Man könnte sich an der alten Bedeutung des Wortes orientieren. Planetes bedeutet im Altgriechischen »Wanderer« und bezieht sich darauf, dass sich solche Lichtpunkte am Himmel – Planeten wie die Erde also – relativ zu den Sternen im Hintergrund bewegen. Diese Bedeutung würde aber auch die Sonne und den Mond einschließen, von denen die meisten Menschen behaupten würden, dass sie eigentlich keine Planeten sind. Sie würde auch Kometen und Asteroiden einschließen – und da müssen wir einsehen, dass diese Definition zu weit gefasst ist.
Vielleicht ist eine modernere Sichtweise angebrachter. Aber auch diese birgt Probleme.
In den frühen 2000er Jahren war der Begriff »Planet« nicht sonderlich umstritten. Merkur, Venus, Erde, Mars, Jupiter, Saturn, Uranus, Neptun und Pluto beanspruchten alle diese Bezeichnung für sich. Doch dann mussten ein paar lästige Astronomen die Dinge auf den Kopf stellen und entdeckten Sedna, Quaoar und Eris. Dabei handelt es sich um Eis- und Gesteinskörper, die die Sonne weit hinter Neptun und Pluto umkreisen, und sie sind groß: jeder von ihnen ist mehr als 1000 Kilometer breit. Mit einer Breite von mehr als 2300 Kilometer sollte Eris sogar größer als Pluto sein und noch mehr Masse haben. Sind das also auch Planeten?
Als die Existenz von Eris im Jahr 2005 bekannt gegeben wurde, bezeichnete ihn einer seiner Entdecker, der Astronom Mike Brown, in begleitenden Pressematerialien der NASA sogar als »zehnten Planeten«. Damals glaubte man, er sei etwas größer als Pluto – und wenn wir Pluto einen Planeten nannten, dann verdiente auch Eris den Planetenstatus. Selbst, als bessere Beobachtungen ergaben, dass Eris doch etwas kleiner als Pluto ist, blieb die Frage: Wie viele Planeten gibt es in unserem Sonnensystem?
Die wachsende Verwirrung führte dazu, dass die Internationale Astronomische Union (IAU) – eine weltweite Vereinigung von Astronominnen und Astronomen, die offiziell für die kosmische Nomenklatur zuständig ist – einen Untersuchungsausschuss bildete, um mögliche Definitionen für das Wort einzubringen.
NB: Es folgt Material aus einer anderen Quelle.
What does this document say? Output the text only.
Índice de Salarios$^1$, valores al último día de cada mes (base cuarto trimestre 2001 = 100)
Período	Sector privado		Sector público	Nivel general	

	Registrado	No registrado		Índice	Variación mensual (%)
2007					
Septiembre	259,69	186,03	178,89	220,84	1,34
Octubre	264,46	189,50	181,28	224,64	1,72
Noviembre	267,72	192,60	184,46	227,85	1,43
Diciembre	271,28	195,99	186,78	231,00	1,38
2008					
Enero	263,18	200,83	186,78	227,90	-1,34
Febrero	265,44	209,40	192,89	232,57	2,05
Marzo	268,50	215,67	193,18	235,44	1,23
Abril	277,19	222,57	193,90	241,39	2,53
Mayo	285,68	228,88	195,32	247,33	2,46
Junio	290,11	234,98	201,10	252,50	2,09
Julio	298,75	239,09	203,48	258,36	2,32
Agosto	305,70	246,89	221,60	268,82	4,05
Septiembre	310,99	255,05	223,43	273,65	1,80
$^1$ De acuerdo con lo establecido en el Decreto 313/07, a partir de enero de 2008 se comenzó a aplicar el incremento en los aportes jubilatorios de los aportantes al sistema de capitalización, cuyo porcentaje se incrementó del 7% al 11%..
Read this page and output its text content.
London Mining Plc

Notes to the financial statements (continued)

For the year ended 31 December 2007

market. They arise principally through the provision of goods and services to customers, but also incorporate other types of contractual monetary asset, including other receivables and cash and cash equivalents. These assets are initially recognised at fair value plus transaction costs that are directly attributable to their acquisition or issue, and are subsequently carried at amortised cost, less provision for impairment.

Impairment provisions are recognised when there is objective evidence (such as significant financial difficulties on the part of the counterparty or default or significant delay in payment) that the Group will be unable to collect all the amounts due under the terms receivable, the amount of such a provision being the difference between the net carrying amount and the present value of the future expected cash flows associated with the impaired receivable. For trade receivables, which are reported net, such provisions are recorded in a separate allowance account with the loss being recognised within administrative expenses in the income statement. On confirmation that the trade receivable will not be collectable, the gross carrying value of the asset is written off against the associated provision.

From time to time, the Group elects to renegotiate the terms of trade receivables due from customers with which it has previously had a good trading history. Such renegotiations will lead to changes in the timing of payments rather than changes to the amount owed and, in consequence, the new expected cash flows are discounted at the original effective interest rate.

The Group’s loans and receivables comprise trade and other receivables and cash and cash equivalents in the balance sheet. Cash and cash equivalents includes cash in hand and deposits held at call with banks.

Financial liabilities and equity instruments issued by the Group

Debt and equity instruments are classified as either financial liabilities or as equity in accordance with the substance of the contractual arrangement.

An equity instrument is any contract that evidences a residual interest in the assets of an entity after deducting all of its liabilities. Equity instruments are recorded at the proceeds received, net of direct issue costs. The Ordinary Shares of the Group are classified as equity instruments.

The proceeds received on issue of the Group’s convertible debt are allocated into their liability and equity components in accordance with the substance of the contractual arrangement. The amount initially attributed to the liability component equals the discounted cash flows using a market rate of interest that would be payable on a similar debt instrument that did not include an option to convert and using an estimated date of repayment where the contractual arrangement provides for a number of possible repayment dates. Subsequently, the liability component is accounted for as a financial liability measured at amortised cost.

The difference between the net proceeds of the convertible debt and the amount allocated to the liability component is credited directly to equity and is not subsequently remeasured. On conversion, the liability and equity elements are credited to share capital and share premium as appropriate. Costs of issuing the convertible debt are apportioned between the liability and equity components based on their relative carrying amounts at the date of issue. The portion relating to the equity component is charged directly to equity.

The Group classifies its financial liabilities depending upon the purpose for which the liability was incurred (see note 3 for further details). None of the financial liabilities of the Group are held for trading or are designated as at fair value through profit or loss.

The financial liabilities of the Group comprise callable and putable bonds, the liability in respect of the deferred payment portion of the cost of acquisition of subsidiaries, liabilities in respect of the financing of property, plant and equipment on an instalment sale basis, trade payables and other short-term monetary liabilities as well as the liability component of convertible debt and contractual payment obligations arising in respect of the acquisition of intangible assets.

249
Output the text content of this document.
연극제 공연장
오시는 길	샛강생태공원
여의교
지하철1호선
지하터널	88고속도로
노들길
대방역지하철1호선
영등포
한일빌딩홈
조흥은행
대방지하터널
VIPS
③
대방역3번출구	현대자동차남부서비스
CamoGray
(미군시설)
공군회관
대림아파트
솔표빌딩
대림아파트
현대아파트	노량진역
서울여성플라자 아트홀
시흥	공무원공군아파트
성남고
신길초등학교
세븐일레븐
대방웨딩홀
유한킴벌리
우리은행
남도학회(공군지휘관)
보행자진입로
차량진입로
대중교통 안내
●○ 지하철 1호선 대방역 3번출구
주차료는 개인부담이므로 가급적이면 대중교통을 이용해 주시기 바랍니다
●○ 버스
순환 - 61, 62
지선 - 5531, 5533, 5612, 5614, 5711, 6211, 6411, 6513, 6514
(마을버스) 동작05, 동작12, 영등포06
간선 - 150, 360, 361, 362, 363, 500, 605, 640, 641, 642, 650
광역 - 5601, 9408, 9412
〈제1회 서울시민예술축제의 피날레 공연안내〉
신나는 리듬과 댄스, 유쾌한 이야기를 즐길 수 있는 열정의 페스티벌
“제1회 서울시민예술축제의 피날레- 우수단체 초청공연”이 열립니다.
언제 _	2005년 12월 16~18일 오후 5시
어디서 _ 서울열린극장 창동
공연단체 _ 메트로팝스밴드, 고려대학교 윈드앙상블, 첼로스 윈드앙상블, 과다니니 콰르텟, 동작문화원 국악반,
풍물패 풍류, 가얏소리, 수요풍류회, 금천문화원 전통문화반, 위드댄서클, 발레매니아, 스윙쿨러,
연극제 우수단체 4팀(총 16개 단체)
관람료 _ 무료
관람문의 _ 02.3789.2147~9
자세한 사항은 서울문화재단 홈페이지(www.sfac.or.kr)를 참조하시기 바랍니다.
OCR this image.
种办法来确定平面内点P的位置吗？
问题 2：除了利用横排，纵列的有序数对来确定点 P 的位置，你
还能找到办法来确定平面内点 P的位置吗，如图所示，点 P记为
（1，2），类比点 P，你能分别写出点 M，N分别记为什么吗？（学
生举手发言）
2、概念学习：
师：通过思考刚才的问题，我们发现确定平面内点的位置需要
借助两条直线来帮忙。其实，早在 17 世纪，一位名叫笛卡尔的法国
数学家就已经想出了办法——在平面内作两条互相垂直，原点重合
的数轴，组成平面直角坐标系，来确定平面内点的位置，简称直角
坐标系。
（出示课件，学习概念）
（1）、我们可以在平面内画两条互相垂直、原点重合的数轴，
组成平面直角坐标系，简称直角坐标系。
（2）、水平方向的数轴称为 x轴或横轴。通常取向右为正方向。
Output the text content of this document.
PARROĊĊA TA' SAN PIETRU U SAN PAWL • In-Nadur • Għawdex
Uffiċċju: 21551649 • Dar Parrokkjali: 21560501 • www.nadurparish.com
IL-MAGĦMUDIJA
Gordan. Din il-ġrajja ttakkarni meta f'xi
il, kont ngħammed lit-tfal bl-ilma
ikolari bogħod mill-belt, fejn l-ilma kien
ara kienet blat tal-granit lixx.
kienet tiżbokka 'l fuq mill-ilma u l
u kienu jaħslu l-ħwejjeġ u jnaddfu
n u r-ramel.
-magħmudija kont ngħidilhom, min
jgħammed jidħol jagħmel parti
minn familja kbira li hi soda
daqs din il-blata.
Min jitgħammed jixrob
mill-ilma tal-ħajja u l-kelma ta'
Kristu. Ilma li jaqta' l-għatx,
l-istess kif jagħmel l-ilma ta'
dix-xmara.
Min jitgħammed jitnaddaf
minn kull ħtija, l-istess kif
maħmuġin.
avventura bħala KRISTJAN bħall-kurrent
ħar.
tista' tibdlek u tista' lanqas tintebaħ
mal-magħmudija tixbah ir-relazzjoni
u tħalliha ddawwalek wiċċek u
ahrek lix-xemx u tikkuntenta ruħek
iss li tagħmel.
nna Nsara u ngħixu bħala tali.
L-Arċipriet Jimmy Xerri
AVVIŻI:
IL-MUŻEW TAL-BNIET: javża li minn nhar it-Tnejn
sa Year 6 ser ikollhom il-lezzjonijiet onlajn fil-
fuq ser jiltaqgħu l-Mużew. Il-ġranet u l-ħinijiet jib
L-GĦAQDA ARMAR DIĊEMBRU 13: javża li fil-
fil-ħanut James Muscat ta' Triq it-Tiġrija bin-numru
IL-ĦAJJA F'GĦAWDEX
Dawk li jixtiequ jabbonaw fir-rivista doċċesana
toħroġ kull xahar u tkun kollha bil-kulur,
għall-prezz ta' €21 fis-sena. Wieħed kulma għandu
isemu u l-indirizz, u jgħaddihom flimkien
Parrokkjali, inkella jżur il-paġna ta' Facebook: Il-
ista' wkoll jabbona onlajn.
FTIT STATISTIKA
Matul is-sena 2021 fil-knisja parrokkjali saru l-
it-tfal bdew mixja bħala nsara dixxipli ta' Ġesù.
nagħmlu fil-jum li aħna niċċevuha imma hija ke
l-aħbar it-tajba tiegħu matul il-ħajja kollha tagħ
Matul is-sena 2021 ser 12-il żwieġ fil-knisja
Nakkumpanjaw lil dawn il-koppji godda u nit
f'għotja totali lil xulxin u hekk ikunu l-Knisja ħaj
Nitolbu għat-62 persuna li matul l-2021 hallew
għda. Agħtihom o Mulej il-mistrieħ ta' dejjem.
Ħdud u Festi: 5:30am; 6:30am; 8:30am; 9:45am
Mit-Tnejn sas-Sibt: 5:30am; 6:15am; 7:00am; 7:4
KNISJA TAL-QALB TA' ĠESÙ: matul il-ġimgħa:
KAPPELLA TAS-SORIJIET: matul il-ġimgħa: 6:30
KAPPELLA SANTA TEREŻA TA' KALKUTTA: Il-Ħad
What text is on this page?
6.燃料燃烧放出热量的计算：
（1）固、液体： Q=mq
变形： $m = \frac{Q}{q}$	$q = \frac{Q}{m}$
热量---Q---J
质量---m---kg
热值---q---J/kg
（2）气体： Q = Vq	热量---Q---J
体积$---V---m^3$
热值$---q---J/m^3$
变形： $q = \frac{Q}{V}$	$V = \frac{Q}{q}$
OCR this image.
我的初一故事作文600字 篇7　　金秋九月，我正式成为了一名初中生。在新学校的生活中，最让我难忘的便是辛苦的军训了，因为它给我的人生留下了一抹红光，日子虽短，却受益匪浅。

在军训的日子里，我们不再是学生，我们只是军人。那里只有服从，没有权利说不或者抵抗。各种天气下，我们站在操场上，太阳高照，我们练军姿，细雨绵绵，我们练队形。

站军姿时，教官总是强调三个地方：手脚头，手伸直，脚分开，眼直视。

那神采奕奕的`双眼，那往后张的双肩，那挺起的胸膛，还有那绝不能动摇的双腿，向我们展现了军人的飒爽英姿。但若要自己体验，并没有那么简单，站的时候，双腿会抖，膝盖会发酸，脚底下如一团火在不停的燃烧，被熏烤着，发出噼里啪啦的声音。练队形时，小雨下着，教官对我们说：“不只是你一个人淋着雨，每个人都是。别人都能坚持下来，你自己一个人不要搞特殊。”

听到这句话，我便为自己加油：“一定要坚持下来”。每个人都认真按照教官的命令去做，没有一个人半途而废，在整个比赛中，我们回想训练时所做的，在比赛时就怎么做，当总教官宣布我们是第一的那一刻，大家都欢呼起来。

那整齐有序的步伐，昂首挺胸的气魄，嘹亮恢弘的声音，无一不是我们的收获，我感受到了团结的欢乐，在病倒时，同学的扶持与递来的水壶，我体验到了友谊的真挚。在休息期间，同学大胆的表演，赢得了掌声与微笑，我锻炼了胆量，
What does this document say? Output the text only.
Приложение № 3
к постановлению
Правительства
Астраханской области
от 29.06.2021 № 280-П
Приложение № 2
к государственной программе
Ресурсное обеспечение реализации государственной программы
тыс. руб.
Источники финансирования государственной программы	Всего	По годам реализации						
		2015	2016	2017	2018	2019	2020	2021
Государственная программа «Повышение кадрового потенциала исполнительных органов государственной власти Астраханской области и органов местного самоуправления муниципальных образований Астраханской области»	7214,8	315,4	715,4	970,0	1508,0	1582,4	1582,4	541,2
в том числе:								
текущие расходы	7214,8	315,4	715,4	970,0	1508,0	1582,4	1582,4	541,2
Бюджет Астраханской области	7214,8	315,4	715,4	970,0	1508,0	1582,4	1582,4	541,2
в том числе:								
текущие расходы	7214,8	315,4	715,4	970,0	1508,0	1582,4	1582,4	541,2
Es wurden mehrere Vorschläge unterbreitet, von denen die meisten auf die eine oder andere Weise unbefriedigend waren. Unter ihnen war zum Beispiel ein Vorschlag, die Ceres, den größten Asteroiden im Asteroidengürtel zwischen Mars und Jupiter, als Planeten betrachtet hätte. Ceres ist jedoch kleiner als das, was sich die meisten Menschen unter einem Planeten vorstellen würden. Viele Planetenforscher betrachten die Ceres heute als Protoplaneten. Diese bezeichnen große Objekte, die in der Frühzeit des Sonnensystems beinahe Planetengröße erreicht hätten, denen dann aber das Material zum Wachsen gefehlt hatte.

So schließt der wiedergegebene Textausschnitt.